Всё решительно к тому.
Не угодно ль вам собраться
у меня, в моем дому?
Будет ужин и гитара,
и слова под старину.
Я вам буду за швейцара —
ваши шубы отряхну.
И, за ваш уют радея,
как у нас теперь в ходу,
я вам буду за лакея
и за повара сойду.
Приходите, что вам стоит!
Путь к дверям не занесен.
Оля в холле стол накроет
на четырнадцать персон.
Ни о чем не пожалеем,
и, с бокалом на весу,
я последней раз хореем
тост за вас произнесу.
Нет, не то чтоб перед светом
буйну голову сложу…
Просто, может, и поэтом
вам при этом послужу.
Был наш путь не слишком гладок.
Будет горек черный час…
Дух прозренья и загадок
пусть сопровождает нас.
«С последней каланчи, в Сокольниках стоящей…»
Б. Сарнову
* * *
С последней каланчи, в Сокольниках стоящей,
никто не смотрит вдаль на горизонт горящий,
никто не смотрит вдаль, все опускают взор.
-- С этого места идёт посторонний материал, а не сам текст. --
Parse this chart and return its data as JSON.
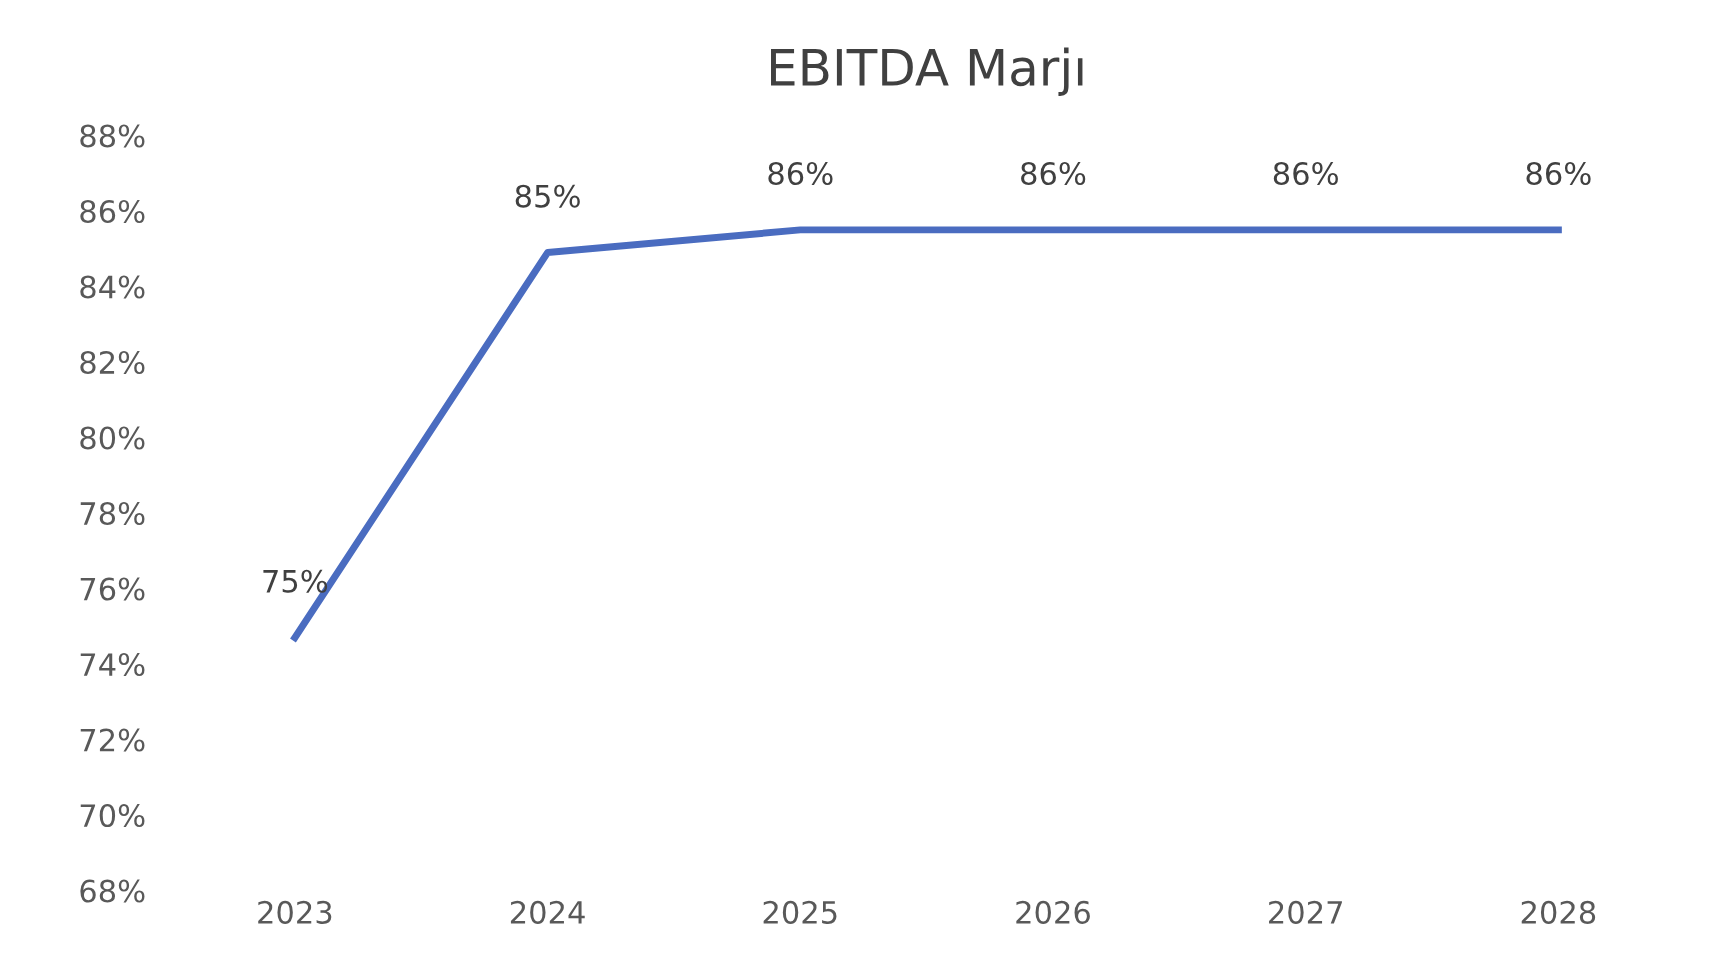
{
  "chart_data": {
    "type": "line",
    "title": "EBITDA Marjı",
    "categories": [
      "2023",
      "2024",
      "2025",
      "2026",
      "2027",
      "2028"
    ],
    "series": [
      {
        "color": "#4a6cc0",
        "values": [
          74.7,
          84.9,
          85.5,
          85.5,
          85.5,
          85.5
        ],
        "value_labels": [
          "75%",
          "85%",
          "86%",
          "86%",
          "86%",
          "86%"
        ]
      }
    ],
    "ylim": [
      68,
      88
    ],
    "yticks": [
      {
        "value": 68,
        "label": "68%"
      },
      {
        "value": 70,
        "label": "70%"
      },
      {
        "value": 72,
        "label": "72%"
      },
      {
        "value": 74,
        "label": "74%"
      },
      {
        "value": 76,
        "label": "76%"
      },
      {
        "value": 78,
        "label": "78%"
      },
      {
        "value": 80,
        "label": "80%"
      },
      {
        "value": 82,
        "label": "82%"
      },
      {
        "value": 84,
        "label": "84%"
      },
      {
        "value": 86,
        "label": "86%"
      },
      {
        "value": 88,
        "label": "88%"
      }
    ],
    "grid": false,
    "marker": "none",
    "line_style": "solid"
  }
}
На пенсии давно усатый брандмайор.
Я плачу не о том, что прошлое исчезло:
ведь плакать о былом смешно и бесполезно.
Я плачу не о том, что кануло во мгле,
как будто нет услад и ныне на земле.
Я плачу о другом – оно покуда с нами,
оно у нас в душе, оно перед глазами,
еще горяч и свеж его прекрасный след —
его не скроет ночь и не проявит свет.
О чем бы там перо, красуясь, ни скрипело —
душа полна утрат, она не отскорбела.
И как бы ни лились счастливые слова —
душа полна потерь, хоть, кажется, жива.
Ведь вот еще вчера, крылаты и бывалы,
сидели мы рядком, и красные бокалы
у каждого из нас – в изогнутой руке…
Как будто бы пожар – в прекрасном далеке.
И на пиру на том, на празднестве тягучем
я, видно, был один, как рекрут, не обучен,
как будто бы не мы метались в том огне,
как будто тот огонь был неизвестен мне.
Воспоминание о Дне Победы
Была пора, что входит в кровь, и помнится, и снится.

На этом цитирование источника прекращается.